By Kevin M Hymel
British frogmen were the first ground fighters to engage the enemy on D-Day—and they did it without weapons. Twenty minutes before H-Hour, 7:25 am on June 6, 1944, they swam from their landing crafts to the waterline of the Gold, Juno, and Sword Beaches, armed with wire cutters and explosive devices. They blew several lanes though mines and obstacles and created a passage for ships, tanks, and men right up to the shore line. The frogmen’s success enabled soldiers and machines to pour through the breach and overwhelm the German defenders.

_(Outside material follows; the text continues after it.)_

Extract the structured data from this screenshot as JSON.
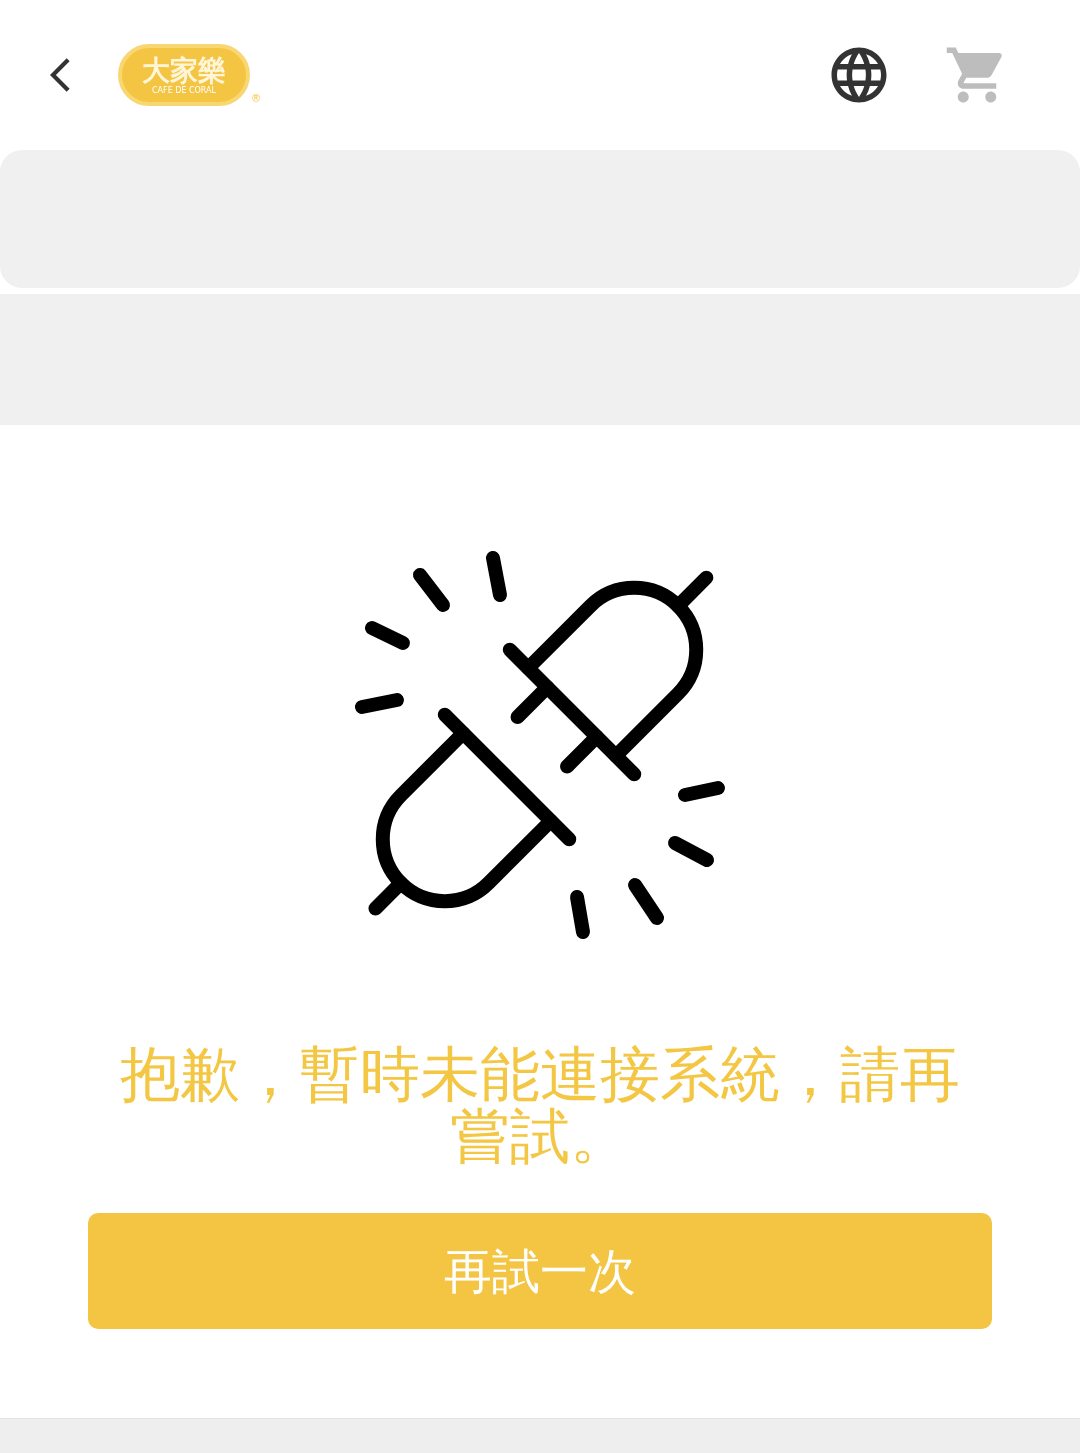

The British Royal Navy had been experimenting with frogmen since April 1942 at a secret training facility in Portsmouth. Soon, training centers were established at Loch Erisort, Loch Corrie, and Loch Cairnbawn, in Scotland. By the summer of 1944, training had spread to locations off the coast of Norway and around the Mediterranean. Frogmen worked in pools for hours, disarming fake mines and torpedoes and blowing up obstacles. The technology was so new that many frogmen used oxygen cylinders recovered from shot-down German airplanes. Eventually, improvements were made to underwater equipment, such as manned torpedoes and masks with flip-up lenses to allow the use of binoculars.
After D-day, the frogmen continued their mission, sinking floating docks and ships off Norway, Thailand, and Singapore. When the war ended, they were called upon to clear unexploded ordnance and military obstacles around the world. Their legacy continues today, but few missions were as important as clearing a path to victory on D-Day.